SIP is a signaling protocol that handles initiation, modification and termination of multimedia sessions among two or more parties. SIP is a protocol created by IETF (Internet Engineering Task Force) for facilitating multimedia sessions (such as voice calls) over IP networks. It is a part of the multimedia conference architecture of IETF.
SIP is a TCP/IP application layer protocol, in a same way as HTTP (Hypertext Transfer Protocol) and SMTP (Simple Mail Transfer Protocol). As other TCP/IP protocols, SIP is independent from the physical network structure
SIP is used to initiate multimedia sessions, but the protocol itself does not describe the characteristics of the medias used within the session. That is done by another protocol, SDP, which SIP merely carries as payload. IETF SIP specifications define the conventions for SDP usage within SIP. In addition 3GPP (Third Generation Partnership Project) has specified own conventions for SDP usage in SIP, which currently differ somewhat from IETF. The main difference is that according to the IETF the negotiation always follows offer-answer model, where SDP is sent once for each direction, and the attributes can be unidirectional (i.e. e.g. different codecs in different directions). In 3GPP it is possible that a third SDP message in the direction of the first one (offer-answer-final offer) is sent, and attributes are usually bidirectional (i.e. e.g. the same codec in both directions a mandatory requirement).

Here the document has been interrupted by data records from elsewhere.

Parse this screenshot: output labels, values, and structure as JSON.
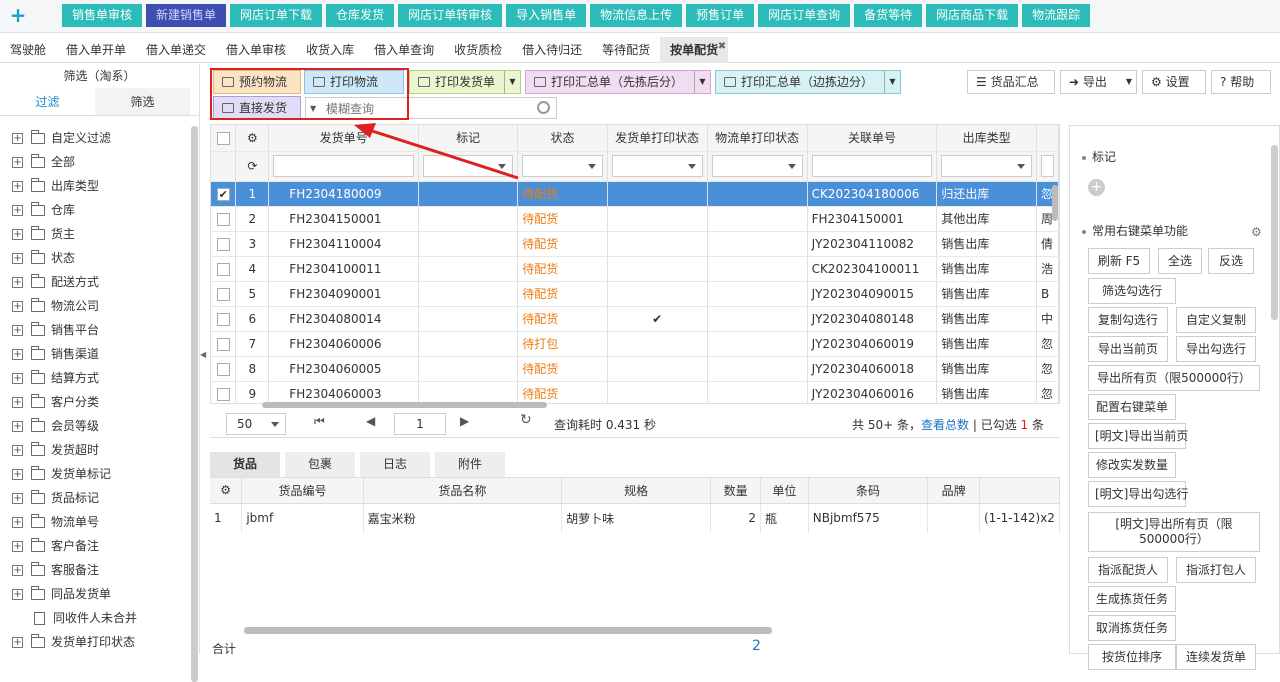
{
  "topnav": {
    "tabs": [
      "销售单审核",
      "新建销售单",
      "网店订单下载",
      "仓库发货",
      "网店订单转审核",
      "导入销售单",
      "物流信息上传",
      "预售订单",
      "网店订单查询",
      "备货等待",
      "网店商品下载",
      "物流跟踪"
    ],
    "selected_index": 1
  },
  "subtabs": [
    "驾驶舱",
    "借入单开单",
    "借入单递交",
    "借入单审核",
    "收货入库",
    "借入单查询",
    "收货质检",
    "借入待归还",
    "等待配货",
    "按单配货"
  ],
  "left": {
    "title": "筛选（淘系）",
    "tabs": [
      "过滤",
      "筛选"
    ],
    "tree": [
      "自定义过滤",
      "全部",
      "出库类型",
      "仓库",
      "货主",
      "状态",
      "配送方式",
      "物流公司",
      "销售平台",
      "销售渠道",
      "结算方式",
      "客户分类",
      "会员等级",
      "发货超时",
      "发货单标记",
      "货品标记",
      "物流单号",
      "客户备注",
      "客服备注",
      "同品发货单",
      "同收件人未合并",
      "发货单打印状态"
    ]
  },
  "toolbar": {
    "reserve_logistics": "预约物流",
    "print_logistics": "打印物流",
    "print_delivery": "打印发货单",
    "print_summary_pick_first": "打印汇总单（先拣后分）",
    "print_summary_pick_while": "打印汇总单（边拣边分）",
    "direct_ship": "直接发货",
    "fuzzy_placeholder": "模糊查询",
    "goods_summary": "货品汇总",
    "export": "导出",
    "settings": "设置",
    "help": "帮助"
  },
  "grid": {
    "columns": [
      "发货单号",
      "标记",
      "状态",
      "发货单打印状态",
      "物流单打印状态",
      "关联单号",
      "出库类型"
    ],
    "rows": [
      {
        "n": "1",
        "no": "FH2304180009",
        "status": "待配货",
        "print": "",
        "ref": "CK202304180006",
        "type": "归还出库",
        "x": "忽",
        "selected": true
      },
      {
        "n": "2",
        "no": "FH2304150001",
        "status": "待配货",
        "print": "",
        "ref": "FH2304150001",
        "type": "其他出库",
        "x": "周",
        "selected": false
      },
      {
        "n": "3",
        "no": "FH2304110004",
        "status": "待配货",
        "print": "",
        "ref": "JY202304110082",
        "type": "销售出库",
        "x": "倩",
        "selected": false
      },
      {
        "n": "4",
        "no": "FH2304100011",
        "status": "待配货",
        "print": "",
        "ref": "CK202304100011",
        "type": "销售出库",
        "x": "浩",
        "selected": false
      },
      {
        "n": "5",
        "no": "FH2304090001",
        "status": "待配货",
        "print": "",
        "ref": "JY202304090015",
        "type": "销售出库",
        "x": "B",
        "selected": false
      },
      {
        "n": "6",
        "no": "FH2304080014",
        "status": "待配货",
        "print": "✔",
        "ref": "JY202304080148",
        "type": "销售出库",
        "x": "中",
        "selected": false
      },
      {
        "n": "7",
        "no": "FH2304060006",
        "status": "待打包",
        "print": "",
        "ref": "JY202304060019",
        "type": "销售出库",
        "x": "忽",
        "selected": false
      },
      {
        "n": "8",
        "no": "FH2304060005",
        "status": "待配货",
        "print": "",
        "ref": "JY202304060018",
        "type": "销售出库",
        "x": "忽",
        "selected": false
      },
      {
        "n": "9",
        "no": "FH2304060003",
        "status": "待配货",
        "print": "",
        "ref": "JY202304060016",
        "type": "销售出库",
        "x": "忽",
        "selected": false
      }
    ]
  },
  "pager": {
    "page_size": "50",
    "page": "1",
    "query_time": "查询耗时 0.431 秒",
    "total_prefix": "共 50+ 条，",
    "total_link": "查看总数",
    "selected_prefix": " | 已勾选 ",
    "selected_count": "1",
    "selected_suffix": " 条"
  },
  "bottom_tabs": [
    "货品",
    "包裹",
    "日志",
    "附件"
  ],
  "detail": {
    "columns": [
      "货品编号",
      "货品名称",
      "规格",
      "数量",
      "单位",
      "条码",
      "品牌"
    ],
    "row": {
      "n": "1",
      "code": "jbmf",
      "name": "嘉宝米粉",
      "spec": "胡萝卜味",
      "qty": "2",
      "unit": "瓶",
      "barcode": "NBjbmf575",
      "brand": "",
      "extra": "(1-1-142)x2"
    },
    "footer_label": "合计",
    "footer_sum": "2"
  },
  "right": {
    "mark_header": "标记",
    "menu_header": "常用右键菜单功能",
    "buttons": [
      "刷新 F5",
      "全选",
      "反选",
      "筛选勾选行",
      "复制勾选行",
      "自定义复制",
      "导出当前页",
      "导出勾选行",
      "导出所有页（限500000行）",
      "配置右键菜单",
      "[明文]导出当前页",
      "修改实发数量",
      "[明文]导出勾选行",
      "[明文]导出所有页（限500000行）",
      "指派配货人",
      "指派打包人",
      "生成拣货任务",
      "取消拣货任务",
      "按货位排序",
      "连续发货单"
    ]
  },
  "colors": {
    "teal": "#2bbbb8",
    "selected_tab": "#3d4db0",
    "row_selected": "#4a90d9",
    "status_orange": "#f07a14",
    "highlight_red": "#e02020"
  }
}
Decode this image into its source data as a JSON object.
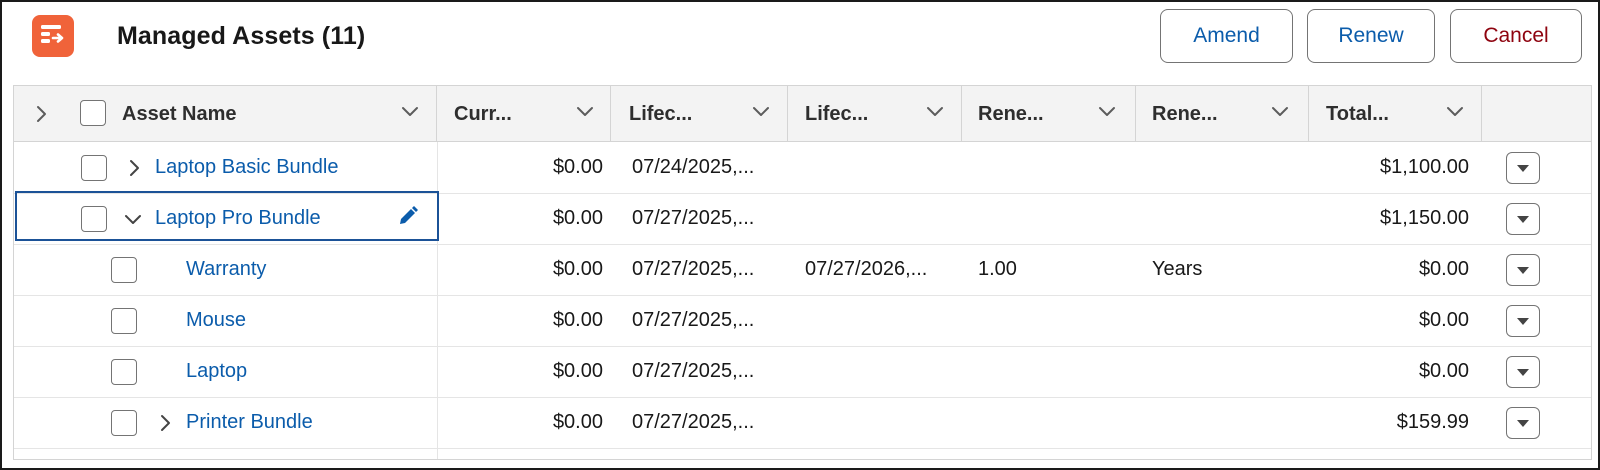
{
  "header": {
    "title": "Managed Assets (11)",
    "app_icon": "related-list-icon",
    "buttons": {
      "amend": "Amend",
      "renew": "Renew",
      "cancel": "Cancel"
    }
  },
  "colors": {
    "brand_icon": "#f0633a",
    "link": "#0b5cab",
    "cancel_text": "#8e030f",
    "selection_border": "#1b5297"
  },
  "table": {
    "columns": [
      {
        "label": "Asset Name"
      },
      {
        "label": "Curr..."
      },
      {
        "label": "Lifec..."
      },
      {
        "label": "Lifec..."
      },
      {
        "label": "Rene..."
      },
      {
        "label": "Rene..."
      },
      {
        "label": "Total..."
      }
    ],
    "rows": [
      {
        "name": "Laptop Basic Bundle",
        "expander": "collapsed",
        "current": "$0.00",
        "lifecycle_start": "07/24/2025,...",
        "lifecycle_end": "",
        "renewal_term": "",
        "renewal_unit": "",
        "total": "$1,100.00"
      },
      {
        "name": "Laptop Pro Bundle",
        "expander": "expanded",
        "current": "$0.00",
        "lifecycle_start": "07/27/2025,...",
        "lifecycle_end": "",
        "renewal_term": "",
        "renewal_unit": "",
        "total": "$1,150.00"
      },
      {
        "name": "Warranty",
        "expander": "none",
        "current": "$0.00",
        "lifecycle_start": "07/27/2025,...",
        "lifecycle_end": "07/27/2026,...",
        "renewal_term": "1.00",
        "renewal_unit": "Years",
        "total": "$0.00"
      },
      {
        "name": "Mouse",
        "expander": "none",
        "current": "$0.00",
        "lifecycle_start": "07/27/2025,...",
        "lifecycle_end": "",
        "renewal_term": "",
        "renewal_unit": "",
        "total": "$0.00"
      },
      {
        "name": "Laptop",
        "expander": "none",
        "current": "$0.00",
        "lifecycle_start": "07/27/2025,...",
        "lifecycle_end": "",
        "renewal_term": "",
        "renewal_unit": "",
        "total": "$0.00"
      },
      {
        "name": "Printer Bundle",
        "expander": "collapsed",
        "current": "$0.00",
        "lifecycle_start": "07/27/2025,...",
        "lifecycle_end": "",
        "renewal_term": "",
        "renewal_unit": "",
        "total": "$159.99"
      }
    ]
  }
}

The media attributes described and negotiated by SDP include media types (audio, video, text etc.), codecs and their characteristics and the transport addresses where media should be sent. For example audio and video are usually transmitted over RTP, and for that payload type number, UDP port number and IP address are needed. SIP/SDP messages usually traverse several proxy elements (IP hosts) for routing and service control purposes, while the media itself is send directly between the two communicating endpoints (IP hosts) whenever possible.
FIG. 1 shows a simplified example of a network architecture, describing signaling (SIP/SDP) and media streams (RTP) among network elements. When subscriber A (8) wants to invite subscriber B (9) to create a session between them, the signaling (1) between A and B usually needs to traverse via at least one SIP proxy (21). The SIP proxy provides name resolution and user location among other things, and communicates (2) with subscriber B as well. After the necessary signaling information has been exchanged between A, B and the SIP proxy, a media (3) path can be created between A and B. The path carries one or more media streams (such as video, voice). Each stream is preferably composed of RTP packets. As the media streams are sent directly from A to B (and vice versa), A and B need to support a common codec for each media to be able to understand each other. SDP is used to negotiate theses capabilities.
However, if there is no common codec among the parties, transcoding of the streams is needed between A and B. The transcoding is performed by a transcoder (IP host) (7) somewhere in the network. A suitable codec has to be negotiated (4) between A and the transcoder, and between B and the transcoder. This also means that there is one RTP session (5) between A and the transcoder, and another RTP session (6) between B and the transcoder.
FIG. 2 shows an example of a known solution of assigning a transcoder between two parties, A and B. The calling party A (8) sends an INVITE message (22) containing SDP toward the SIP proxy (21). SDP contains the list of the codecs supported by A for each media for this session. The SIP proxy forwards (23) INVITE with SDP unmodified toward the called party (B). If B does not support any of the codecs described in the SDP it receives, it generates an error response toward the SIP proxy (24). When the SIP proxy receives the error response, it knows that a transcoder is needed and starts the process. It can put A party on hold (25), and send a new INVITE with SDP (27) containing transcoder address and codecs toward B. Naturally, A acknowledges (26) the hold. If B answers with 200 OK (28), a new INVITE (29) can be sent toward A offering the transcoder address and codecs as well. Naturally, the SIP proxy acknowledges (210) the 200 OK message, and A sends a 200 (SDP A) message (211) to the SIP proxy, which acknowledges (212) it. As an end result, both A and B have media streams to transcoder negotiated, and both have a signaling relation to SIP proxy.
The problem of this solution is that it generates an additional signaling roundtrip (the error response (24), and a new INVITE (29)), which-causes additional delay to the call setup. Especially in a wireless network environment those kind of delays can be unacceptable. The goal of this invention is to eliminate this problem. This is achieved in a way described in the claims.